Le principe de l’épargne logement est simple : l’épargnant alimente un compte d’épargne pendant une certaine durée, au terme de laquelle il bénéficie d’un droit à prêt pour financer la construction ou l’acquisition d’un logement ou pour réaliser des travaux dans un logement existant.

Fonctionnement

Deux régimes différents cohabitent : le compte et le plan. Ils comprennent une phase d’épargne, obligatoire, et une phase de crédit, facultative. Le principe est le suivant : pendant la phase d’épargne, le ménage dépose des fonds rémunérés par l’établissement collecteur. Cette rémunération est augmentée, en cas d’emprunt, par une prime versée par l’Etat. En novembre 2014, le taux annuel de rémunération des plans était de 2,5 %, hors prime d’Etat dont le montant est égal aux deux cinquièmes des intérêts acquis. Celui des comptes était de 0,75 %, compte non tenu de la prime qui représente la moitié du montant des intérêts acquis.
A l’issue de cette phase, l’épargnant dispose d’un droit à prêt, dont le taux est égal à celui de la rémunération de l’épargne (hors prime), majoré de la rémunération de la banque (1,7 % pour les plans, 1,5 % pour les comptes). La détermination du montant maximum du prêt est fonction des intérêts acquis pendant la phase d’épargne : les montants des intérêts créditeurs et débiteurs sont liés par un coefficient multiplicateur égal à 1,5 pour les comptes et à 2,5 pour les plans.
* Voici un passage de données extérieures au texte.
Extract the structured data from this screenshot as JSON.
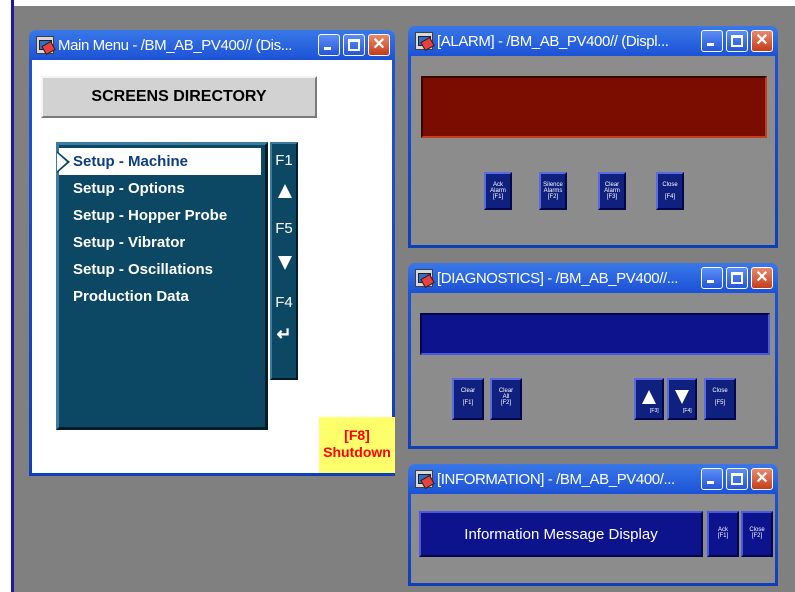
{
  "colors": {
    "desktop": "#808080",
    "titlebar": "#1c52d6",
    "alarm_display": "#7a0d00",
    "list_bg": "#0c4763",
    "shutdown_bg": "#ffff6c",
    "shutdown_text": "#ff0000"
  },
  "main_menu": {
    "title": "Main Menu - /BM_AB_PV400// (Dis...",
    "screens_directory": "SCREENS DIRECTORY",
    "items": [
      {
        "label": "Setup - Machine",
        "selected": true
      },
      {
        "label": "Setup - Options"
      },
      {
        "label": "Setup - Hopper Probe"
      },
      {
        "label": "Setup - Vibrator"
      },
      {
        "label": "Setup - Oscillations"
      },
      {
        "label": "Production Data"
      }
    ],
    "fkeys": {
      "f1": "F1",
      "up_icon": "arrow-up-icon",
      "f5": "F5",
      "down_icon": "arrow-down-icon",
      "f4": "F4",
      "enter_icon": "enter-icon"
    },
    "shutdown": {
      "key": "[F8]",
      "label": "Shutdown"
    }
  },
  "alarm": {
    "title": "[ALARM] - /BM_AB_PV400// (Displ...",
    "buttons": [
      {
        "label": "Ack\nAlarm\n[F1]"
      },
      {
        "label": "Silence\nAlarms\n[F2]"
      },
      {
        "label": "Clear\nAlarm\n[F3]"
      },
      {
        "label": "Close\n\n[F4]"
      }
    ]
  },
  "diagnostics": {
    "title": "[DIAGNOSTICS] - /BM_AB_PV400//...",
    "buttons": [
      {
        "label": "Clear\n\n[F1]"
      },
      {
        "label": "Clear\nAll\n[F2]"
      },
      {
        "label": "[F3]"
      },
      {
        "label": "[F4]"
      },
      {
        "label": "Close\n\n[F5]"
      }
    ]
  },
  "information": {
    "title": "[INFORMATION] - /BM_AB_PV400/...",
    "message": "Information Message Display",
    "buttons": [
      {
        "label": "Ack\n[F1]"
      },
      {
        "label": "Close\n[F2]"
      }
    ]
  }
}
Ce coefficient de 2,5 a largement contribué aux succès du PEL parmi les accédants à la propriété ; en contrepartie, l’équilibre du système ne peut être assuré que si une proportion suffisante d’épargnants, les « bons frères », n’utilisent pas (et ne transmettent pas) leur droit à prêt.
Les prêts d’épargne-logement offrent de très larges possibilités d’utilisation puisque, outre l’acquisition d’une résidence neuve ou ancienne, avec ou sans travaux, destinée à l’occupation par l’emprunteur ou par un locataire, ils peuvent financer la construction ou l’achat d’une résidence secondaire neuve ou la réalisation de travaux dans toute résidence, principale ou secondaire.
Les conditions des plans d’épargne-logement sont plus rigides que celles des comptes. Dans les deux cas, il existe des minima pour les versements initial et ultérieurs, ainsi que des plafonds pour la prime d’Etat et le montant du prêt. Mais dans le cas des plans les versements ont une périodicité fixe et la durée d’immobilisation de l’épargne est comprise entre quatre et dix ans ; en contrepartie, les montants de prêts sont plus élevés.
Les prêts d’épargne-logement ont une durée comprise entre deux et quinze ans ; ils sont toujours à taux fixe.
Les intérêts sont exonérés d’impôt mais soumis, dans leur totalité, aux prélèvements sociaux. Toutefois, pour les plans, l’exonération d’impôt prend fin au douzième anniversaire ; au delà, les intérêts sont imposables au barème progressif de l’impôt sur le revenu.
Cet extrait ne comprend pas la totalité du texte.